I want to setup stencil and layers in some way, to get next result (just a scroll)
But, if I have the layers behind the stencil node (In this example it is back node. But in real projects it can be a lot of nodes), my Scroll zone will be rendered behind of all nodes.
By manual, as I am understand, clipping will rendered like they don’t have any layer. But also there is some notes about render order with clipping with layers.
So, what is the best way to setup nodes, layers and stencil to get needed behavior? Or I need always ignore layers in case like this, with scroll zone inside window?
Yea, gooey examples have layers, but node before stencil don’t have any one. So, if you will try setup full layers - your items in stencil content will be rendered before background in any case
So like on my example: if back will have any layer, all content will be rendered before back node
Any info?
If I have any background and stencil on it, my stencil node will be rendered first, so background will be on top on this (if layers is pointed)
Have no idea, how to use layers in GUI like this.
Or it possible to fix in Defold to use stencil with layers?
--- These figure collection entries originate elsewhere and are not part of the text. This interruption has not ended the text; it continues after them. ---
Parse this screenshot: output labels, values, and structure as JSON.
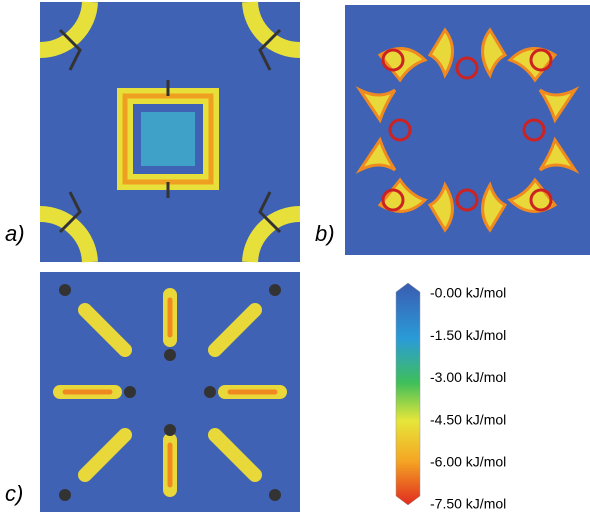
{
  "panels": [
    {
      "label": "a)"
    },
    {
      "label": "b)"
    },
    {
      "label": "c)"
    }
  ],
  "colorbar": {
    "labels": [
      "-0.00 kJ/mol",
      "-1.50 kJ/mol",
      "-3.00 kJ/mol",
      "-4.50 kJ/mol",
      "-6.00 kJ/mol",
      "-7.50 kJ/mol"
    ]
  }
}
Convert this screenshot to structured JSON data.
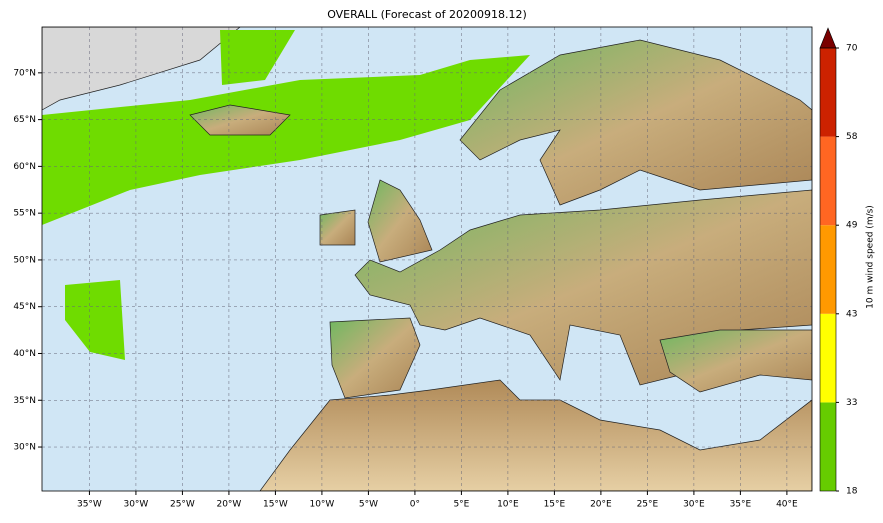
{
  "chart_data": {
    "type": "map",
    "title": "OVERALL (Forecast of 20200918.12)",
    "xlim": [
      -40.1,
      42.7
    ],
    "ylim": [
      25.3,
      74.9
    ],
    "xticks": [
      {
        "value": -35,
        "label": "35°W"
      },
      {
        "value": -30,
        "label": "30°W"
      },
      {
        "value": -25,
        "label": "25°W"
      },
      {
        "value": -20,
        "label": "20°W"
      },
      {
        "value": -15,
        "label": "15°W"
      },
      {
        "value": -10,
        "label": "10°W"
      },
      {
        "value": -5,
        "label": "5°W"
      },
      {
        "value": 0,
        "label": "0°"
      },
      {
        "value": 5,
        "label": "5°E"
      },
      {
        "value": 10,
        "label": "10°E"
      },
      {
        "value": 15,
        "label": "15°E"
      },
      {
        "value": 20,
        "label": "20°E"
      },
      {
        "value": 25,
        "label": "25°E"
      },
      {
        "value": 30,
        "label": "30°E"
      },
      {
        "value": 35,
        "label": "35°E"
      },
      {
        "value": 40,
        "label": "40°E"
      }
    ],
    "yticks": [
      {
        "value": 30,
        "label": "30°N"
      },
      {
        "value": 35,
        "label": "35°N"
      },
      {
        "value": 40,
        "label": "40°N"
      },
      {
        "value": 45,
        "label": "45°N"
      },
      {
        "value": 50,
        "label": "50°N"
      },
      {
        "value": 55,
        "label": "55°N"
      },
      {
        "value": 60,
        "label": "60°N"
      },
      {
        "value": 65,
        "label": "65°N"
      },
      {
        "value": 70,
        "label": "70°N"
      }
    ],
    "grid": true,
    "colorbar": {
      "label": "10 m wind speed (m/s)",
      "ticks": [
        18,
        33,
        43,
        49,
        58,
        70
      ],
      "colors": [
        "#66cc00",
        "#ffff00",
        "#ff9900",
        "#ff6622",
        "#cc2200"
      ],
      "extend_color": "#7a0000"
    }
  }
}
That is not a bug, this is by design: “A clipping node and its hierarchy will be drawn first if it has a layer assigned and in the regular order if no layer is assigned.”
In complex scenes stencils can be quite frustrating to work with.
Here is an example (scroll down to Example of the complexity stencil add)
The “correct way” is simply to work as defold forces you to work. Meaning set everything “under” a stencil to the null layer (as the example shows). There are also other ways to do this like breaking out parts into separate gui scenes and loading in them as new scenes with a higher gui.set_render_order.